What a comfort it is to learn that the makers of the new Brideshead Revisited tried to ignore the famous mini-series and "return to the book" for inspiration. This act of fidelity to what Waugh wrote would be slightly more impressive if they had actually decided to adapt what they found in its pages, rather than ... well, I'll let the filmmakers tell it:
As much as it is a story about a lost period of English history — a final shining moment before everything changed forever — “Brideshead” is a novel about the inexorable pull of Catholicism. The issues it raises are particularly relevant now, Mr. Brock said, though viewers may interpret what they see differently depending on the role of faith in their own lives ...
“In that tug between individual freedom and fundamentalist religion, there’s a story that’s apposite for our time,” Mr. Brock said. “In the modern age that’s something we’re all dealing with.”
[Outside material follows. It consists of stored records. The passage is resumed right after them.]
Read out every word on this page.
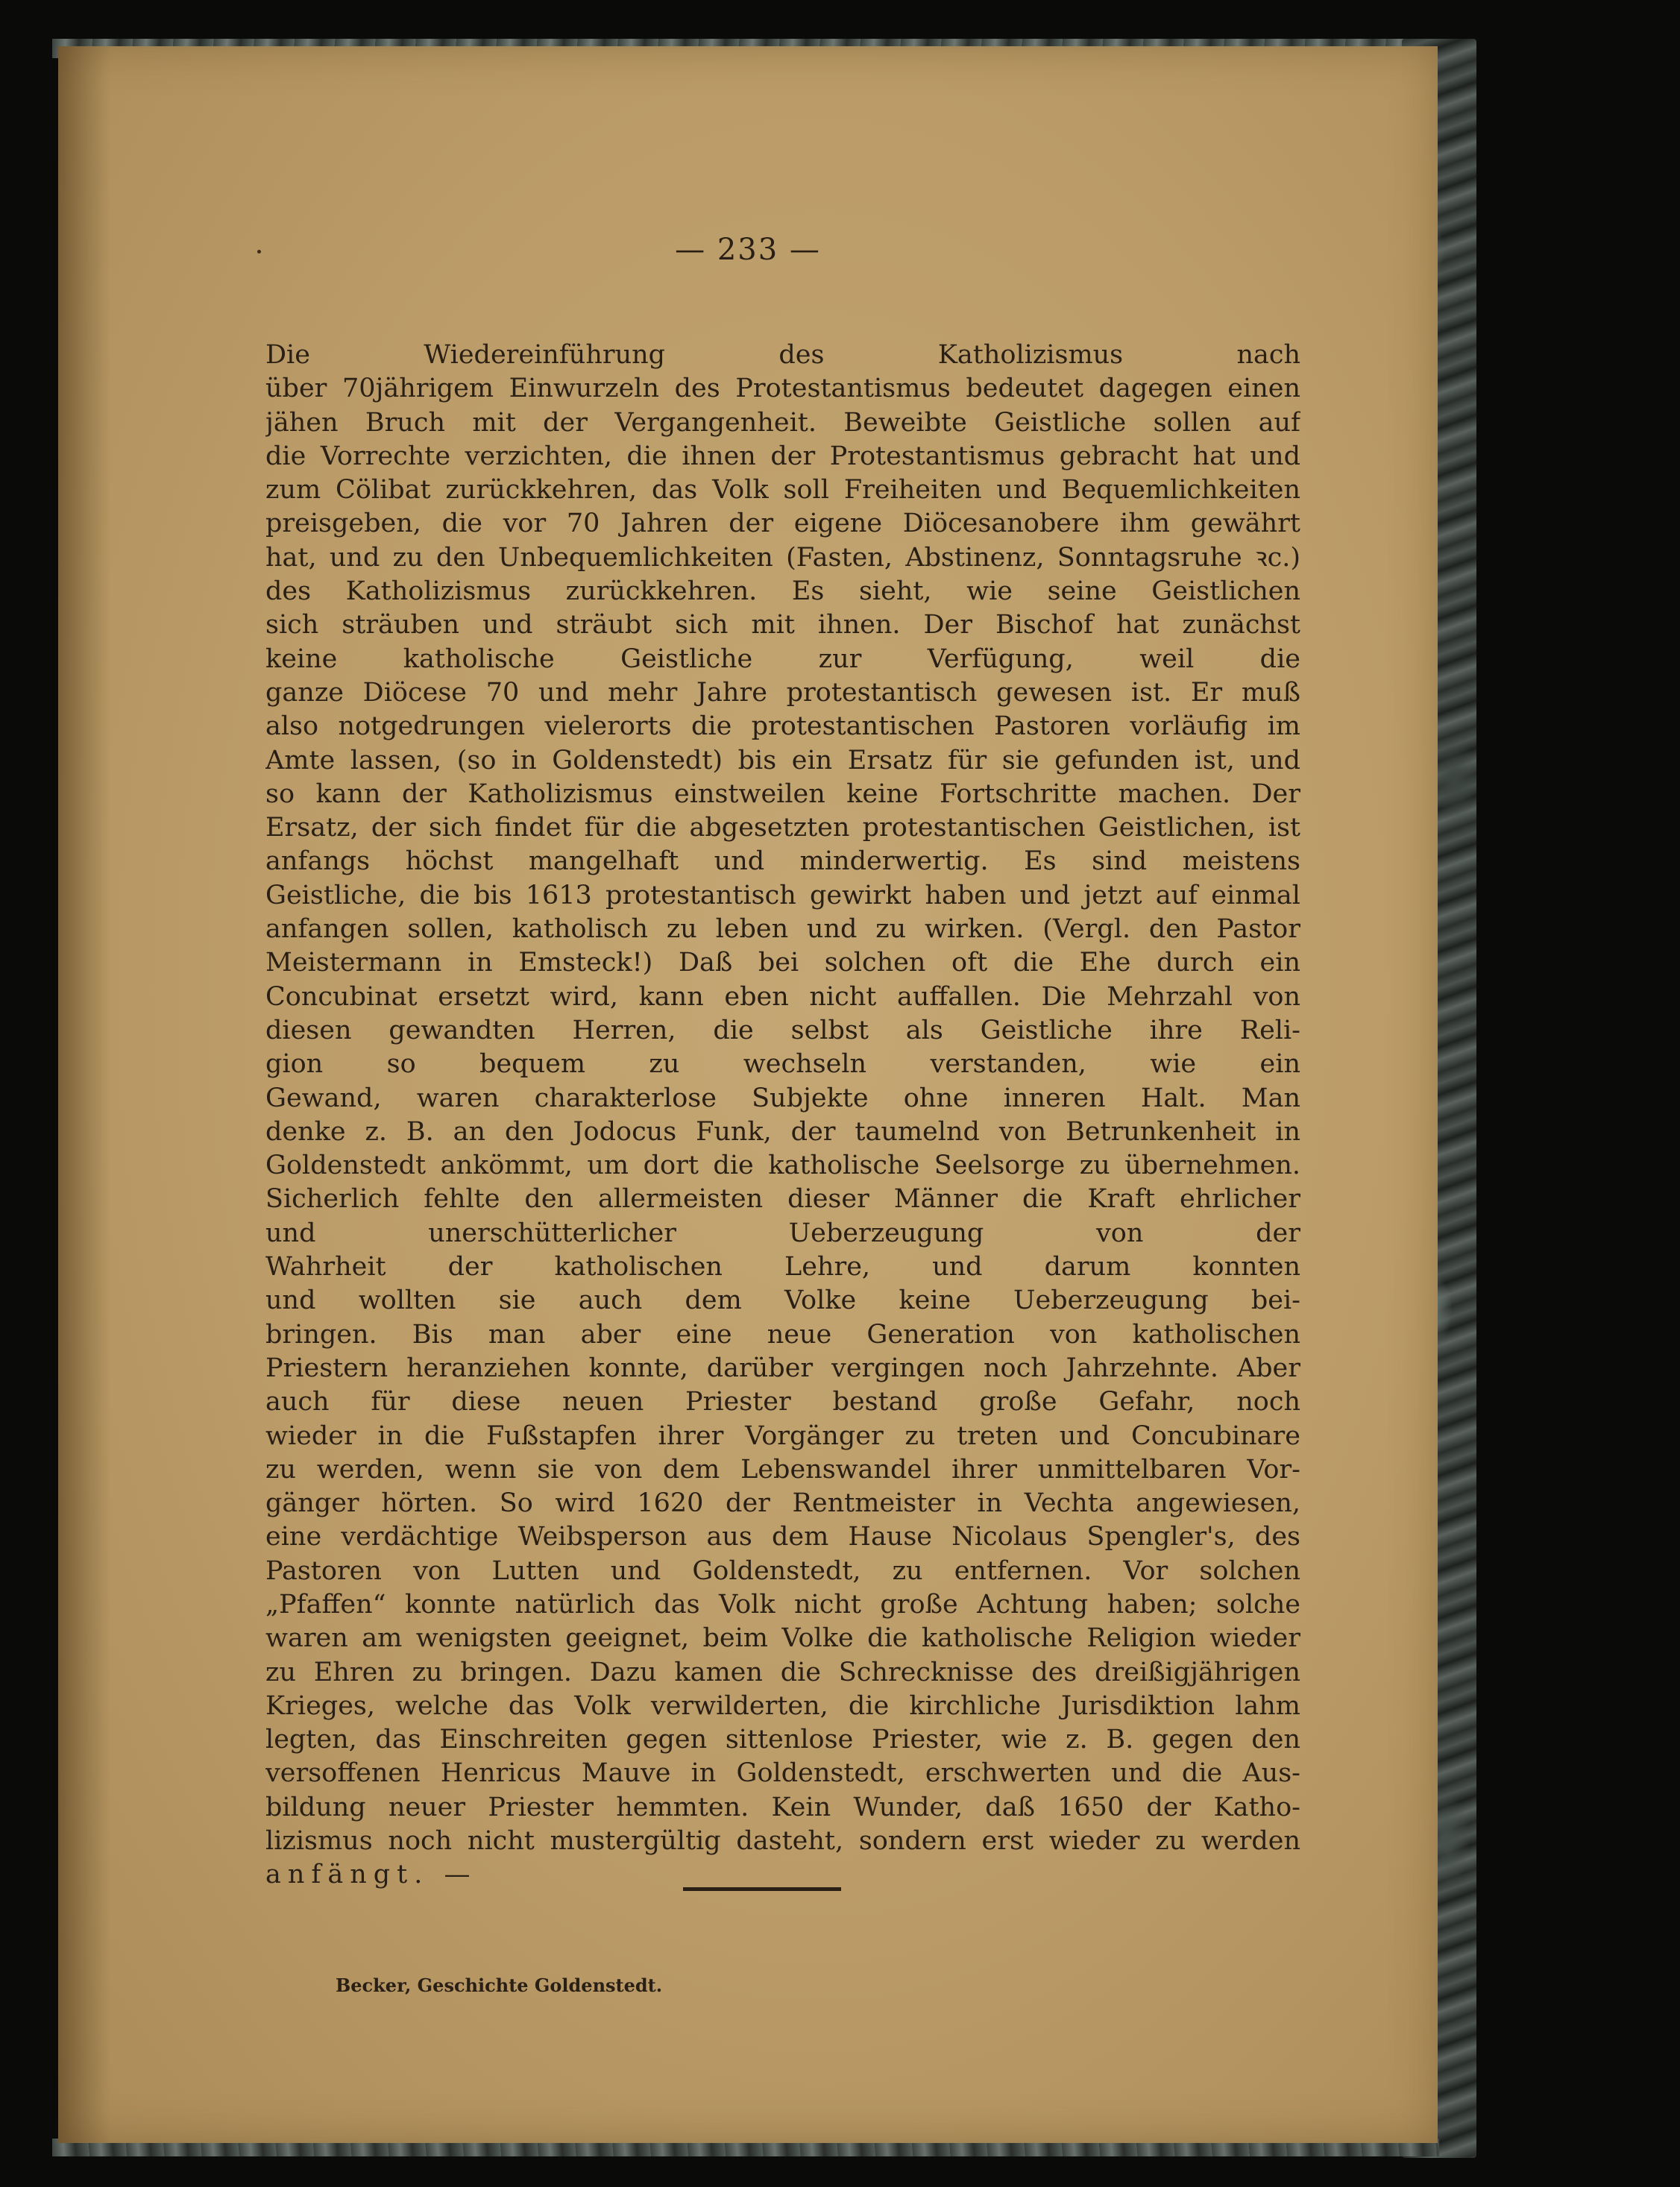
— 233 —
Die Wiedereinführung des Katholizismus nach
über 70jährigem Einwurzeln des Protestantismus bedeutet dagegen einen
jähen Bruch mit der Vergangenheit. Beweibte Geistliche sollen auf
die Vorrechte verzichten, die ihnen der Protestantismus gebracht hat und
zum Cölibat zurückkehren, das Volk soll Freiheiten und Bequemlichkeiten
preisgeben, die vor 70 Jahren der eigene Diöcesanobere ihm gewährt
hat, und zu den Unbequemlichkeiten (Fasten, Abstinenz, Sonntagsruhe ꝛc.)
des Katholizismus zurückkehren. Es sieht, wie seine Geistlichen
sich sträuben und sträubt sich mit ihnen. Der Bischof hat zunächst
keine katholische Geistliche zur Verfügung, weil die
ganze Diöcese 70 und mehr Jahre protestantisch gewesen ist. Er muß
also notgedrungen vielerorts die protestantischen Pastoren vorläufig im
Amte lassen, (so in Goldenstedt) bis ein Ersatz für sie gefunden ist, und
so kann der Katholizismus einstweilen keine Fortschritte machen. Der
Ersatz, der sich findet für die abgesetzten protestantischen Geistlichen, ist
anfangs höchst mangelhaft und minderwertig. Es sind meistens
Geistliche, die bis 1613 protestantisch gewirkt haben und jetzt auf einmal
anfangen sollen, katholisch zu leben und zu wirken. (Vergl. den Pastor
Meistermann in Emsteck!) Daß bei solchen oft die Ehe durch ein
Concubinat ersetzt wird, kann eben nicht auffallen. Die Mehrzahl von
diesen gewandten Herren, die selbst als Geistliche ihre Reli-
gion so bequem zu wechseln verstanden, wie ein
Gewand, waren charakterlose Subjekte ohne inneren Halt. Man
denke z. B. an den Jodocus Funk, der taumelnd von Betrunkenheit in
Goldenstedt ankömmt, um dort die katholische Seelsorge zu übernehmen.
Sicherlich fehlte den allermeisten dieser Männer die Kraft ehrlicher
und unerschütterlicher Ueberzeugung von der
Wahrheit der katholischen Lehre, und darum konnten
und wollten sie auch dem Volke keine Ueberzeugung bei-
bringen. Bis man aber eine neue Generation von katholischen
Priestern heranziehen konnte, darüber vergingen noch Jahrzehnte. Aber
auch für diese neuen Priester bestand große Gefahr, noch
wieder in die Fußstapfen ihrer Vorgänger zu treten und Concubinare
zu werden, wenn sie von dem Lebenswandel ihrer unmittelbaren Vor-
gänger hörten. So wird 1620 der Rentmeister in Vechta angewiesen,
eine verdächtige Weibsperson aus dem Hause Nicolaus Spengler's, des
Pastoren von Lutten und Goldenstedt, zu entfernen. Vor solchen
„Pfaffen“ konnte natürlich das Volk nicht große Achtung haben; solche
waren am wenigsten geeignet, beim Volke die katholische Religion wieder
zu Ehren zu bringen. Dazu kamen die Schrecknisse des dreißigjährigen
Krieges, welche das Volk verwilderten, die kirchliche Jurisdiktion lahm
legten, das Einschreiten gegen sittenlose Priester, wie z. B. gegen den
versoffenen Henricus Mauve in Goldenstedt, erschwerten und die Aus-
bildung neuer Priester hemmten. Kein Wunder, daß 1650 der Katho-
lizismus noch nicht mustergültig dasteht, sondern erst wieder zu werden
anfängt. —
Becker, Geschichte Goldenstedt.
An important divergence in tone from Waugh’s novel, Mr. Jarrold said, comes in the closing scene, when Charles — now back at Brideshead during World War II — talks to Lieutenant Hooper, a fellow soldier who has a rough accent and the forthright views of a modern man unimpressed by the aristocracy. How to portray him led to long discussions about the way that Waugh “is sometimes profoundly undemocratic” and disdainful of Hooper and what he represents, Mr. Jerrold said.
In the book Hooper is “described as a traveling salesman with a wet handshake,” he said. “But he’s the future of England, and the hope of the 1945 generation, and we’ve put a positive spin on him.”
We’ve put a positive spin on him ... I love it! And so would Waugh, I suspect, since the two men sound, frankly, less like real-life Hollywood boobs than like Wavian caricatures of the same. Catholicism is wicked and fundamentalist, Hooper is the hope of the future - but of course they're being very faithful to the book!